Cerca de dos mil facultativos y enfermeros tienen contratos de horas extraordinarias pero desempeñan tareas de plazas estructurales

DANIEL GUINDO VALENCIA.

La Intervención General de la Generalitat, después de analizar el ejercicio 2016, puso sobre la mesa que la Conselleria de Sanidad carecía de herramientas de control adecuadas que hacer un correcto seguimiento presupuestario de los gastos en guardias y sustituciones del personal de los centros sanitarios del departamento. El informe del órgano adscrito a la Conselleria de Hacienda, como recogió en exclusiva LAS PROVINCIAS, describió que no era equilibrado ni equitativo el reparto de estas horas extraordinarias, por lo que no había garantías, por ejemplo, de que se cumplieran los horarios de descanso de los trabajadores. Ni siquiera, agregaba, se documentaba convenientemente la realización de estas guardias con un registro adecuado de entradas y salidas, entre el abanico de irregularidades pormenorizadas por Intervención, que incluía también el desconocimiento por parte de los departamentos del presupuesto con el que van a contar para estos servicios.

Sin embargo, el equipo comandado por la entonces consellera Carmen Montón no adoptó las medidas oportunas, puesto que en la auditoría del ejercicio siguiente (2017), Intervención vuelve a insistir en prácticamente los mismos vicios. Resultan inexistentes las herramientas de control, los departamentos siguen desconociendo el presupuesto para sustituciones y guardias, y la plantilla sigue sin estar actualizada, como detalló ayer este diario. El uso de esta fórmula, por tanto, seguía al alza en la Comunitat.

En la actualidad, el modelo no ha variado sustancialmente, como confirman fuentes de los propios trabajadores, mientras que desde Sanidad no pudieron ayer detallar las medidas de control que se han impulsado bajo el mando de Ana Barceló.

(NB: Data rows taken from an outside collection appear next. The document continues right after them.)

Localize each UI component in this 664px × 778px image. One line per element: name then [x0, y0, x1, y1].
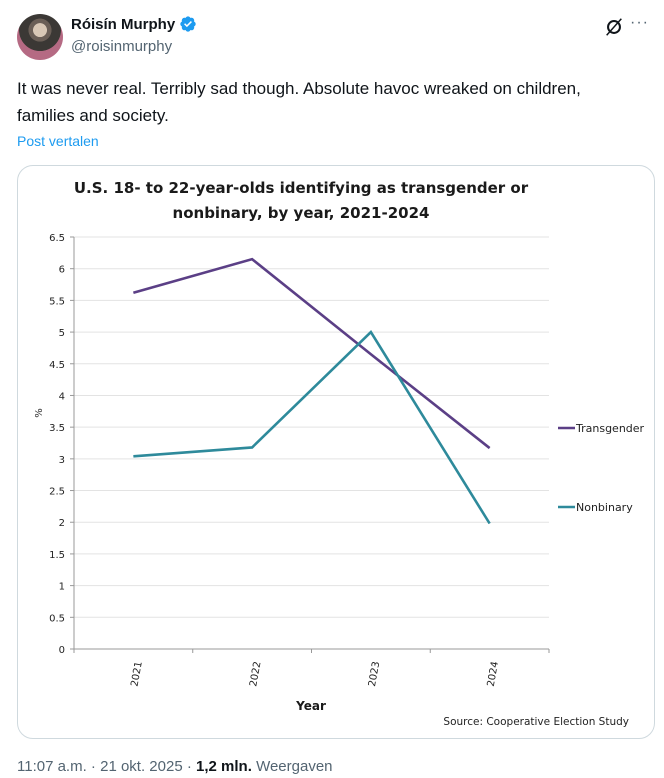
verified-badge-icon [180, 16, 196, 32]
y-tick-label: 4 [59, 391, 65, 402]
line-chart: U.S. 18- to 22-year-olds identifying as … [34, 179, 645, 728]
translate-post-link[interactable]: Post vertalen [17, 133, 99, 149]
legend-label: Transgender [575, 422, 645, 435]
y-axis-label: % [34, 408, 45, 418]
views-label: Weergaven [256, 758, 333, 775]
y-tick-label: 1 [59, 582, 65, 593]
y-tick-label: 4.5 [49, 360, 65, 371]
y-tick-label: 5 [59, 328, 65, 339]
y-tick-label: 0.5 [49, 613, 65, 624]
tweet-text: It was never real. Terribly sad though. … [17, 79, 581, 125]
grok-icon[interactable] [603, 16, 625, 38]
x-tick-label: 2022 [248, 661, 263, 688]
x-tick-label: 2023 [367, 661, 382, 688]
y-tick-label: 3 [59, 455, 65, 466]
y-tick-label: 5.5 [49, 296, 65, 307]
post-time[interactable]: 11:07 a.m. [17, 758, 87, 775]
post-metadata: 11:07 a.m. · 21 okt. 2025 · 1,2 mln. Wee… [17, 758, 333, 775]
handle[interactable]: @roisinmurphy [71, 38, 173, 55]
display-name[interactable]: Róisín Murphy [71, 15, 176, 33]
y-tick-label: 2 [59, 518, 65, 529]
y-tick-label: 6 [59, 265, 65, 276]
more-horizontal-icon[interactable]: ··· [630, 14, 649, 31]
y-tick-label: 1.5 [49, 550, 65, 561]
series-line-nonbinary [133, 330, 491, 525]
chart-title-line-2: nonbinary, by year, 2021-2024 [173, 204, 430, 222]
chart-image-card[interactable]: U.S. 18- to 22-year-olds identifying as … [17, 165, 655, 739]
author-name-row: Róisín Murphy [71, 15, 197, 33]
legend-label: Nonbinary [576, 501, 633, 514]
y-tick-label: 3.5 [49, 423, 65, 434]
post-date[interactable]: 21 okt. 2025 [100, 758, 183, 775]
y-tick-label: 6.5 [49, 233, 65, 244]
x-tick-label: 2024 [486, 661, 501, 688]
separator: · [182, 758, 197, 775]
x-tick-label: 2021 [129, 661, 144, 688]
chart-source: Source: Cooperative Election Study [443, 716, 629, 728]
chart-title-line-1: U.S. 18- to 22-year-olds identifying as … [74, 179, 529, 197]
avatar[interactable] [17, 14, 63, 60]
x-axis-label: Year [295, 699, 326, 713]
separator: · [86, 758, 101, 775]
y-tick-label: 0 [59, 645, 65, 656]
views-count: 1,2 mln. [196, 758, 252, 775]
series-line-transgender [133, 257, 491, 450]
y-tick-label: 2.5 [49, 487, 65, 498]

En estos momentos, según cálculos del sindicato y CCOO y de la Asociación de Profesionales de Atención Continuada y Urgencias (Apacu-CV), son cerca de 2.000 los profesionales sanitarios (médicos y enfermeros) que cuentan con contratos de guardias pero que sus tareas responden, en la gran mayoría de los casos, a plazas estructurales. Es decir, se trata de puestos de trabajo que requieren mayor estabilidad, en su mayor parte en Atención Continuada (unos 1.500 profesionales) y en los hospitales (alrededor de 400). Y a ellas hay que sumar las guardias que el resto de personal sanitario de la conselleria, en mayor o menor medida, realizan; una cifra que oscila en cada departamento.

Al respecto, Rosa Atienzar, secretaria general de Sanidad de CCOO, recordó ayer que, fruto de las actuales limitaciones para incrementar las plantillas, se opta por esta fórmula de contratación para poder cubrir las crecientes necesidades asistenciales. Apuntó que estos contratos sí son fiscalizados por Hacienda, pero se preguntó «si todos los contratos de guardias son para guardias». Indicó que, en ocasiones, los departamentos los utilizan para retener a profesionales que, durante la residencia, se han supraespecializado en alguna materia. Además, y como depende de cada jefatura, también se dan casos de que, puntualmente, «no se contrate al mejor candidato», de ahí que solicite «reglas claras» y que estas contrataciones se lleven a cabo por orden de la bolsa de trabajo y por puntuaciones objetivas.

Andrés Cánovas, secretario general del Sindicato Médico, agregó que la falta de especialistas y las directrices que impiden ampliar el número de plazas más allá de las que se ofrecen en las oposiciones, y que vienen a estabilizar la posición de los interinos, principalmente, lleva a buena parte de los hospitales a realizar estos contratos para solventar los problemas asistenciales. «Se les paga como guardias pero al final hacen trabajos habituales: ayudan en quirófanos, pasan consulta un par de veces por semana...», señaló el portavoz, quien lamentó que estos contratos «les retienen hasta que se hartan y se marchan al extranjero».